The problem is a matter of caring. Thank you for broaching the topic. Caring costs. Where to most strategically endure those costs that can be born is t. I was a businessman dwelling among the low foothills of global economic power in Asia sometime in the previous millennium. I understand the dynamics driving such decision-making to an unusual degree.
The problem is not really our local CEO, it the rules established by law that lay down the incentives he pursues, and hence the sort of character that succeeds in that game. In short, if your rules are Shark Tank rules, then you get sharks in the game. Sharks don't care, and enjoy their contempt of those hapless mammals who do. We make such easy prey. The natural world in which we live has been poisoned by such rules. A million years after Fukushima archeologists will be able to date the day the true cost of the technology originally billed as "too cheap to meter" proved to be too dear to pay, that is to say if intelligent life on Earth persists nonetheless.
The nub seems to be that the rules as written dictate that CEOs are not beholden to the local communities in which they operate, but solely to the community of shareholders whose financial stake they have a fiduciary obligation to maximize, at the expense of any and all other entities, including the government that protects their mercantile activities, not to mention you and I, living breathing natural persons.
Corporations are "artificial persons" under the law, which, since the Citizens United decision by the Supreme Court about fifteen years ago, have enjoyed all the constitutional protections of natural persons like you and I. This is to say, Frankenstein's monster now owns the mortgage to Dr. Frankenstein's mansion, but has kept the good Dr. on as hired help.

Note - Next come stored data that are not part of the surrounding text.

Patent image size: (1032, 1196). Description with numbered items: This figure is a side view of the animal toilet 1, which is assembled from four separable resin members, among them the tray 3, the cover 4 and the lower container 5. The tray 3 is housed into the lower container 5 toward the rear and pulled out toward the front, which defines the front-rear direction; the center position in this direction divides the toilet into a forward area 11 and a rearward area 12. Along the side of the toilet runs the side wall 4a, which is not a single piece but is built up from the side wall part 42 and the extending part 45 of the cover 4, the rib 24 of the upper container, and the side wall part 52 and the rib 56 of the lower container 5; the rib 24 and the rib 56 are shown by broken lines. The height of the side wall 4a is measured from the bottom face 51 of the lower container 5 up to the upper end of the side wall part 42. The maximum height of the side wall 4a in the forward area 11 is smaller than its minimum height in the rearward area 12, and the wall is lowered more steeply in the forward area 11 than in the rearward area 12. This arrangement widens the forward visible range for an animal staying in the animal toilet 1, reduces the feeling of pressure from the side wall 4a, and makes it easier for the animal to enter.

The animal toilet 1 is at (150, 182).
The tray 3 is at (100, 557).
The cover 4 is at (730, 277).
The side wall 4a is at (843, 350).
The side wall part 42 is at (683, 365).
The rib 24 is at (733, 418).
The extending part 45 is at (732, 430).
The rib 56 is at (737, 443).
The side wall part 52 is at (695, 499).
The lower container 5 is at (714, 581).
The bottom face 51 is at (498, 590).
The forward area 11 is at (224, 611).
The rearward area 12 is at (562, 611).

In US history corporations were restricted by charter to specified time to exist and field of activity, and monitored by the local communities that chartered their existence. That was all changed when John D. Rockefeller bought congress in order to gain unlimited lifetime and scope of activity for that original corporate Frankenstein's monster, The Standard Oil Trust early in the Twentieth Century. That scope has steadily expanded. These soulless legal fictions that "have no soul to save and no body to jail" now have all the rights and privileges before the law of the natural persons they were created to serve, but they never sleep, they never die, they never stop eating, they never stop excreting, and their appetites never stop growing. Corporations are an example of the "Baobab Trees" that plagued a planet in St. Exupery's excellent tale "The Little Prince".
The CEO must systematically "externalize costs" in order to privatize profits. That is a euphemism for "take from the community and render unto your masters". This translates into the imperative: "Slave, go forth and steal for us". I repeat, this is not merely legally permitted, it is mandatory behavior.
Please, if you want an excellent crash course on the issue, please see the documentary "The Corporation", which makes a compelling case that corporations are legally constituted sociopaths. Last I saw it was available on Netflix.